How the Integration of Health and Disaster Risk Reduction Can Set Asia-Pacific on a Path Towards Resilience

Author(s)
Hussein Amach, O.
Publication language
English
Pages
1pp
Date published
05 Mar 2021
Type
Blogs
Keywords
Coordination, Multi-sector/cross-sector, Development & humanitarian aid, Disaster preparedness, resilience and risk reduction, Disasters, COVID-19, Epidemics & pandemics, Health, Recovery and Resillience, Standards
Organisations
United Nations Office for Disaster Risk Reduction (UNDRR)

The COVID-19 pandemic was in many an unexpected event that caught the world off guard. The World Economic Forum’s 2020 Global Risks Report, for example, did not include pandemics in its list of 10 most likely risks.

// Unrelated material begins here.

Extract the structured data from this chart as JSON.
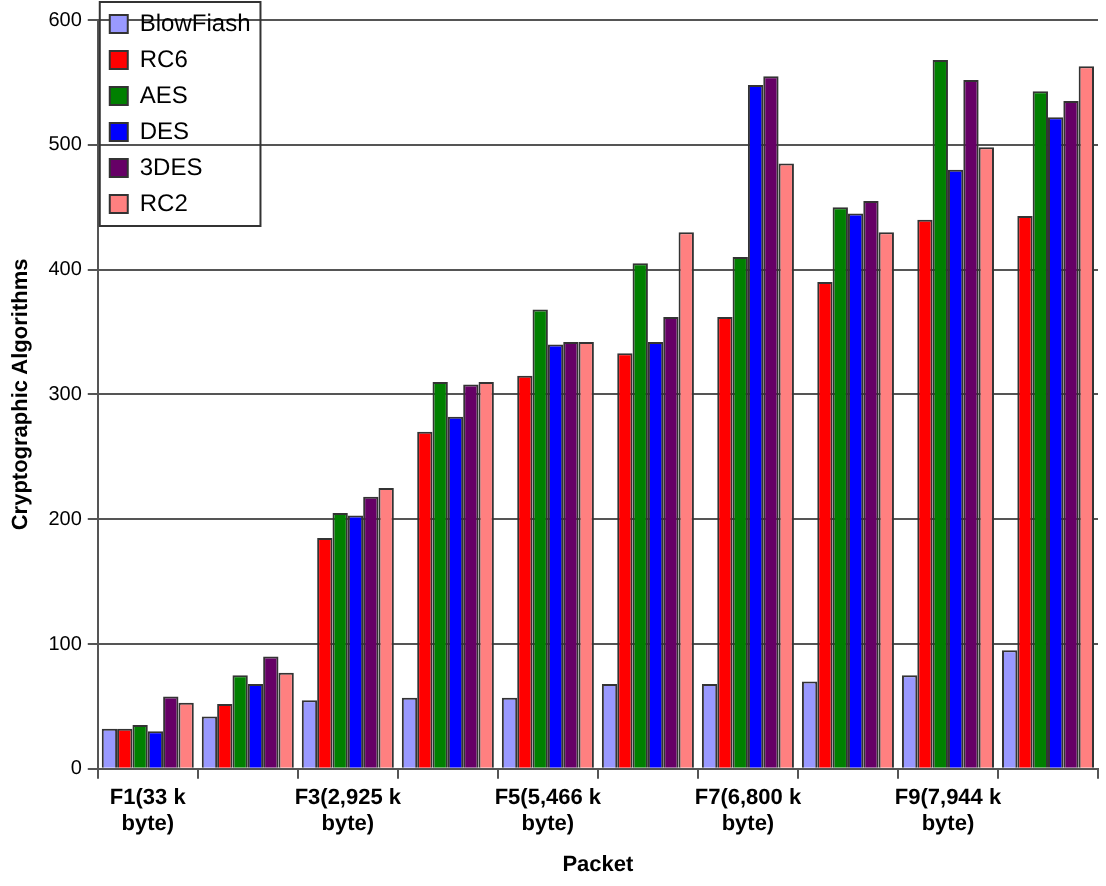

However, while the pandemic was unexpected, it was not unavoidable. A number of global framework and guidelines were developed in recent years to prevent and manage the occurrence of such disasters. Key among them is the Sendai Framework for Disaster Risk Reduction 2015-2030, which includes biological hazards, such as pandemics, as one of the main risks that countries ought to plan against in line with the International Health Regulations (2005).

This was followed by the development of the Bangkok Principles in 2016, which call for strengthening the integration between the disaster and health management sectors, and in 2019, the release of the World Health Organization’s (WHO) Health Emergency and Disaster Risk Management (EDRM) Framework.

The COVID-19 pandemic demonstrated a need to ensure that the policy recommendations of these frameworks are followed by countries to both effectively deal with the ongoing crisis and minimize the possibility and impact of a future one.

To facilitate this and to encourage the exchange of lessons from cross-sectoral collaborations in the context of COVID-19, the Asia-Pacific Regional Office of the UN Office for Disaster Risk Reduction and the WHO South-East Asia Regional Office organized a webinar, on 24 February, directed at health and disaster risk reduction focal points across the region.

The webinar, which saw the participation of 473 people, in part of a series of joint efforts between UNDRR and WHO since the onset of the pandemic to strengthen the links between disaster risk reduction and public health.